Was sie wieder zusammenführt, ist zum einen der Anruf von Hamish May, eines weiteren Jugendfreundes. Er sieht Bobby immer mehr in die Depression sinken und ahnt, dass einzig eine Versöhnung mit Joey ihn wieder auf den rechten Pfad führen könnte. Zum anderen hat Max Mojo, der einstige Manager der Band, eine verrückt klingende Idee: Er will ein Festival auf die Beine stellen. Die Hauptattraktion sollen, 30 Jahre nach ihrer Auflösung, die mittlerweile legendär gewordenen Miraculous Vespas werden. Das Event soll in Erinnerung an Bobbys verstorbenen Bruder Gary stattfinden (er ist die Figur, die dem Original den Titel The Man Who Loved Islands gibt).
Die kurze Zusammenfassung verweist schon auf ein Problem von Schotten dicht: Wer die ersten beiden Teile der Trilogie nicht gelesen hat, dürfte hier an manchen Stellen kaum durchblicken. Schon diese Romane waren im Figurenensemble so komplex, dass es zur Sicherheit auf den ersten Seiten der jeweiligen Bücher eine Übersicht gab.
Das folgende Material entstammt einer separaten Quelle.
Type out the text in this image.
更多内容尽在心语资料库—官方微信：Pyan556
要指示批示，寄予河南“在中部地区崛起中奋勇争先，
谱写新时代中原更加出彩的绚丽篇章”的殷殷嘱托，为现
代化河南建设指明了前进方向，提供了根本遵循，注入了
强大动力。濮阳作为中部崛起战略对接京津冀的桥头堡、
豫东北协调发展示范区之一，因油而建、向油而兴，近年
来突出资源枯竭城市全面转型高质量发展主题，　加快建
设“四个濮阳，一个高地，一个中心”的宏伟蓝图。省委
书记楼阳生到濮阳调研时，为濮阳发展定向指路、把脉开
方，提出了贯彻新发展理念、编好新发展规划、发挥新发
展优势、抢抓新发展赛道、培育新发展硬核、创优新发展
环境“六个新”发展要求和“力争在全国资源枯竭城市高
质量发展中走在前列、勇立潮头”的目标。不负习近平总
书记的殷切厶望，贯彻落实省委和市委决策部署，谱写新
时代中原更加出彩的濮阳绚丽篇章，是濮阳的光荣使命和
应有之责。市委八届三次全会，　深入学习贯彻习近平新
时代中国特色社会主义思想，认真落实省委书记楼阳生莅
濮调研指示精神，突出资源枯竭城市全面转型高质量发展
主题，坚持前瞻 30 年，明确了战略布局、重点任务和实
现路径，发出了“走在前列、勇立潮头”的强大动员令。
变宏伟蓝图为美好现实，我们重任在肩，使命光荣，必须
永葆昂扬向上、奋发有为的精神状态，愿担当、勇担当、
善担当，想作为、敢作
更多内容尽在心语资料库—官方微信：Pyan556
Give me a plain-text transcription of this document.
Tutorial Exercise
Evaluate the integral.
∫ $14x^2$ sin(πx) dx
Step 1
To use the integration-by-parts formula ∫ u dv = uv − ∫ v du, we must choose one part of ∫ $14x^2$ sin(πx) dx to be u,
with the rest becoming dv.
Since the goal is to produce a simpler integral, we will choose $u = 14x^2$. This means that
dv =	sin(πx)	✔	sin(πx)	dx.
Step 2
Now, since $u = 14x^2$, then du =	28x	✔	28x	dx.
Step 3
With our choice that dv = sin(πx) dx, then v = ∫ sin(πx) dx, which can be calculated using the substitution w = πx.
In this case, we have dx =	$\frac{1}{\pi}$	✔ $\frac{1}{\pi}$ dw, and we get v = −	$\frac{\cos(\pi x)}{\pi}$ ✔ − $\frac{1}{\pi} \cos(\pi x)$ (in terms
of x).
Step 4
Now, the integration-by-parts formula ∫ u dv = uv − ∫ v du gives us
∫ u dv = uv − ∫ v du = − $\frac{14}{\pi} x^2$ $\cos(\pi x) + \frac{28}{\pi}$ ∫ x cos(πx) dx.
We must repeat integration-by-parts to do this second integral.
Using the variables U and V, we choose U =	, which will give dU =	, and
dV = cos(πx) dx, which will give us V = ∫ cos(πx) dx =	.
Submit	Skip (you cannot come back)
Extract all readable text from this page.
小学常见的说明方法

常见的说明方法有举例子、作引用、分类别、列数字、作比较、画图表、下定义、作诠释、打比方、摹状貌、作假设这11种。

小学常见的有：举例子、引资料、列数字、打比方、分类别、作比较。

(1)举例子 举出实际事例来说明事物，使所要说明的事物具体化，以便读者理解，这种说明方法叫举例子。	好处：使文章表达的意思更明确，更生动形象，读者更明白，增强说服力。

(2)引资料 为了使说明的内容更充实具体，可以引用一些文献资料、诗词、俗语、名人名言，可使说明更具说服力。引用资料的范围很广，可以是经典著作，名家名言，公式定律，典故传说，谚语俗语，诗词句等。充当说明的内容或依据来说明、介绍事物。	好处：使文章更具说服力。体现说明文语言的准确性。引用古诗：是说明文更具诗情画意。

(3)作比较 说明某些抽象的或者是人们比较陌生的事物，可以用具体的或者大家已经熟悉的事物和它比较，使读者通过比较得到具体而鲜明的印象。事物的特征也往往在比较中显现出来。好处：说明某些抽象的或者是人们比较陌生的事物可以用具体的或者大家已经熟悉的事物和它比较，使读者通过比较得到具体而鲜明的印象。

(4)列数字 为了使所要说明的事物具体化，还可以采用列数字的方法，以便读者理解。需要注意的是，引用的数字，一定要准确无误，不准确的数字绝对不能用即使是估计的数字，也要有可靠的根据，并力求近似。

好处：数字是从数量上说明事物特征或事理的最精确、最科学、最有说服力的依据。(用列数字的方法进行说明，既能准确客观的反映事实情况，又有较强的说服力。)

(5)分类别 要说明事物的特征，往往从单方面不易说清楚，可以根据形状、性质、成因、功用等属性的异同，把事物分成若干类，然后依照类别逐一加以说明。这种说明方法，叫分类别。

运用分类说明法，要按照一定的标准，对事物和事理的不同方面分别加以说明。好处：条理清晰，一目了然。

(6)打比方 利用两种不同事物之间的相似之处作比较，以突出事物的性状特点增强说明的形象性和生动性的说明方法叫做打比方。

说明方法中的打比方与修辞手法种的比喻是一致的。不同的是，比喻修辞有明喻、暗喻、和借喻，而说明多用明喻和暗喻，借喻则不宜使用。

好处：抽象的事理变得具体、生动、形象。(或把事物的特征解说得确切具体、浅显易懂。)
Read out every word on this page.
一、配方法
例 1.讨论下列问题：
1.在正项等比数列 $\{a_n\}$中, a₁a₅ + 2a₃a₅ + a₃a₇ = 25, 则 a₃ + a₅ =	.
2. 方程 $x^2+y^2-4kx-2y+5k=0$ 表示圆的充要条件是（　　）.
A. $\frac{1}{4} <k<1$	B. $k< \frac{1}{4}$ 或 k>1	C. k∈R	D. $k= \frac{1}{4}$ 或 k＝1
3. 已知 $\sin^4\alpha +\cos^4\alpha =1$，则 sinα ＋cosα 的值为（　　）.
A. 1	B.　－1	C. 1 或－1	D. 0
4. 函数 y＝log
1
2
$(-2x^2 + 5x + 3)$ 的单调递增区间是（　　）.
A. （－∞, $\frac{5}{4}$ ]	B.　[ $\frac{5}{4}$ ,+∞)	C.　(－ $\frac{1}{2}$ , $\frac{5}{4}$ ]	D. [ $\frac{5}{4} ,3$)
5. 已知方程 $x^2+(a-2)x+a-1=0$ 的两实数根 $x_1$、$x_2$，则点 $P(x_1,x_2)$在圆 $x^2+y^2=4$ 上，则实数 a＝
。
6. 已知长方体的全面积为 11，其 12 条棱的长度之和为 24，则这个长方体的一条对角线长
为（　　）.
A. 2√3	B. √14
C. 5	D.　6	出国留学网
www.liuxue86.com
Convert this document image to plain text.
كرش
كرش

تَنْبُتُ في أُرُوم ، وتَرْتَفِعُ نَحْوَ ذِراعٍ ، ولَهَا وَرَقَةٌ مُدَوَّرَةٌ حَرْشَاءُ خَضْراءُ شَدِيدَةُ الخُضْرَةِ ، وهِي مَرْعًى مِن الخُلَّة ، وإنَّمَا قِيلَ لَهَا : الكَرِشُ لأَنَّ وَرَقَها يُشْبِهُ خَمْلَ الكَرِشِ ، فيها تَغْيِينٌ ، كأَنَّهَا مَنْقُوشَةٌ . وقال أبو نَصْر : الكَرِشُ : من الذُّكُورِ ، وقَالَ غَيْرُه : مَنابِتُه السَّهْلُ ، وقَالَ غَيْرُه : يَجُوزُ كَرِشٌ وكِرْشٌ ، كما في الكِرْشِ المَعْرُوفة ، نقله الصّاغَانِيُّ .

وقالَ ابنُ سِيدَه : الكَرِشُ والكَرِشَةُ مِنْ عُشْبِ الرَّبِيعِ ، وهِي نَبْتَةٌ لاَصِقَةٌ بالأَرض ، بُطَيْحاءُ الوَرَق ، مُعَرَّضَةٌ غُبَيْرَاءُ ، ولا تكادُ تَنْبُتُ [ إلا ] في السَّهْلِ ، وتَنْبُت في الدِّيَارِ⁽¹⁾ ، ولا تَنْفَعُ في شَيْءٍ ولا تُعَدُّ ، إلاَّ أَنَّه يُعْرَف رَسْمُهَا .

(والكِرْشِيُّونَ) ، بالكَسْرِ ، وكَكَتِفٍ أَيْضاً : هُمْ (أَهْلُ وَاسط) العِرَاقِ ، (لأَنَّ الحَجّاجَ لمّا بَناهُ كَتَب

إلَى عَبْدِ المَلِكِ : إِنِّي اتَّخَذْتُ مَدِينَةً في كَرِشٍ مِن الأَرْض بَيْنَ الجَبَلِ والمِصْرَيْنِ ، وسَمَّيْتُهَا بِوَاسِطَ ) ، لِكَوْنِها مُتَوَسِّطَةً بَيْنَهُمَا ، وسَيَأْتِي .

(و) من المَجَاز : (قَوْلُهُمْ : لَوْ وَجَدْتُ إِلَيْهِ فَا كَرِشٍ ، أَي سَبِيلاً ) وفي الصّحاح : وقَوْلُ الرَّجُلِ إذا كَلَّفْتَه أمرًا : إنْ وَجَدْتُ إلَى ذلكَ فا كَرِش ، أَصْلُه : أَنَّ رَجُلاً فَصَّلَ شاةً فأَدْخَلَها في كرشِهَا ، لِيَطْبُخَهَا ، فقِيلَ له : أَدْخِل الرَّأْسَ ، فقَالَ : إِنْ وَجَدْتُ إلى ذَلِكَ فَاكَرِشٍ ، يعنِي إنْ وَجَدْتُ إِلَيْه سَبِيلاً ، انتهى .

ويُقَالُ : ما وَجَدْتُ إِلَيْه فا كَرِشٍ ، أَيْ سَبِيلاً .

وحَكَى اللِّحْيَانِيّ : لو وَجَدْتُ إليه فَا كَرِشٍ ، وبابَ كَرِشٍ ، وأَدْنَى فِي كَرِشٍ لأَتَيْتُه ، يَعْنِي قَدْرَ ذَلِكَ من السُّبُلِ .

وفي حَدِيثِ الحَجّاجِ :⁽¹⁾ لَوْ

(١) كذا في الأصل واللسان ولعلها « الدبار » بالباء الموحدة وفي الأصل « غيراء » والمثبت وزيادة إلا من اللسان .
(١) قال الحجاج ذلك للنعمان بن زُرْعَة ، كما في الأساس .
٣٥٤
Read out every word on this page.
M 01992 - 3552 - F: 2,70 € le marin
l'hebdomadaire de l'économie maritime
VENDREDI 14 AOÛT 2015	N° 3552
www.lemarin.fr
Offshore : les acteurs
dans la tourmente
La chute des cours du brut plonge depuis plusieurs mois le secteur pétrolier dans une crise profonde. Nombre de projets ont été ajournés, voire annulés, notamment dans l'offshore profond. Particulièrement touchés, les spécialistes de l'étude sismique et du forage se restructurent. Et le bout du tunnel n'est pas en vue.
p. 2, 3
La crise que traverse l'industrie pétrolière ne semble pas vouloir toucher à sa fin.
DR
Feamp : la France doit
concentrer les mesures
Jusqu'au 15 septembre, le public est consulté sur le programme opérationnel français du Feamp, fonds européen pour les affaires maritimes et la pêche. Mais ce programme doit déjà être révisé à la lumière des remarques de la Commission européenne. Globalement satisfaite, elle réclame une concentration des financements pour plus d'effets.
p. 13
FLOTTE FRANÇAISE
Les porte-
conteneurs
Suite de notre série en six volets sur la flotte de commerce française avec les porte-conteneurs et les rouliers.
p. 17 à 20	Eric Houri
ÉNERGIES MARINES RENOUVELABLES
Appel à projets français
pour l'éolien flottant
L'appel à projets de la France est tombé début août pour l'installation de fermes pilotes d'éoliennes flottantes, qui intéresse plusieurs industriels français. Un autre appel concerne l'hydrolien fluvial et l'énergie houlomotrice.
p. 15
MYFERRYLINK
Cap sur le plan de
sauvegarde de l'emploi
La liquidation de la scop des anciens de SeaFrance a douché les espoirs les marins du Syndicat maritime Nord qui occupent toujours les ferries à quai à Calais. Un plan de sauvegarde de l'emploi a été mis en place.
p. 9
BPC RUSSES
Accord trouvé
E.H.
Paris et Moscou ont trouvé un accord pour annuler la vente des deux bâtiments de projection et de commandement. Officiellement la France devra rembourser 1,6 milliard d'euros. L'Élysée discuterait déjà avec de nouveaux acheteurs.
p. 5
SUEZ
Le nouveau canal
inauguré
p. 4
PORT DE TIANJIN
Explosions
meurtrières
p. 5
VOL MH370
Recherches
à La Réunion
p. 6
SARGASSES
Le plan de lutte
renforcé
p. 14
Solch eine Liste fehlt hier, dabei tauchen etliche der bekannten Protagonisten wieder auf und neue Figuren kommen hinzu. Für alle, die dem Werk von David F. Ross und damit der Geschichte von Bobby und Joey schon von Anfang an folgen, werden hier die Fäden aber gekonnt zusammengeführt.
Manchmal wirkt das Geschehen ein wenig konstruiert, vor allem im rasanten Finale. Auch in den ersten beiden Teilen gab es bei diesem Autor manchmal zu viel Handwerk und zu wenig Intuition. Hier wird Ross zudem gelegentlich zum Opfer seines eigenen Formats, weil er vor der Aufgabe steht, mehrere weit voneinander entfernte Zeitebenen innerhalb dieses Buchs und zudem die gesamte erzählte Zeit der Trilogie zu einem schlüssigen Ende zu bringen. Wie schon in den ersten Teilen hat er aber auch ein beträchtliches Pfund, mit dem er wuchern kann: die intime Kenntnis und unverkennbare Begeisterung für Musikszene und Popkultur, vom britischen Indierock der 1980er Jahre über die House- und Techno-Ära auf Ibiza bis hin zur globalen Gegenwart mit Guerilla-Marketing und Social-Media-Kampagnen.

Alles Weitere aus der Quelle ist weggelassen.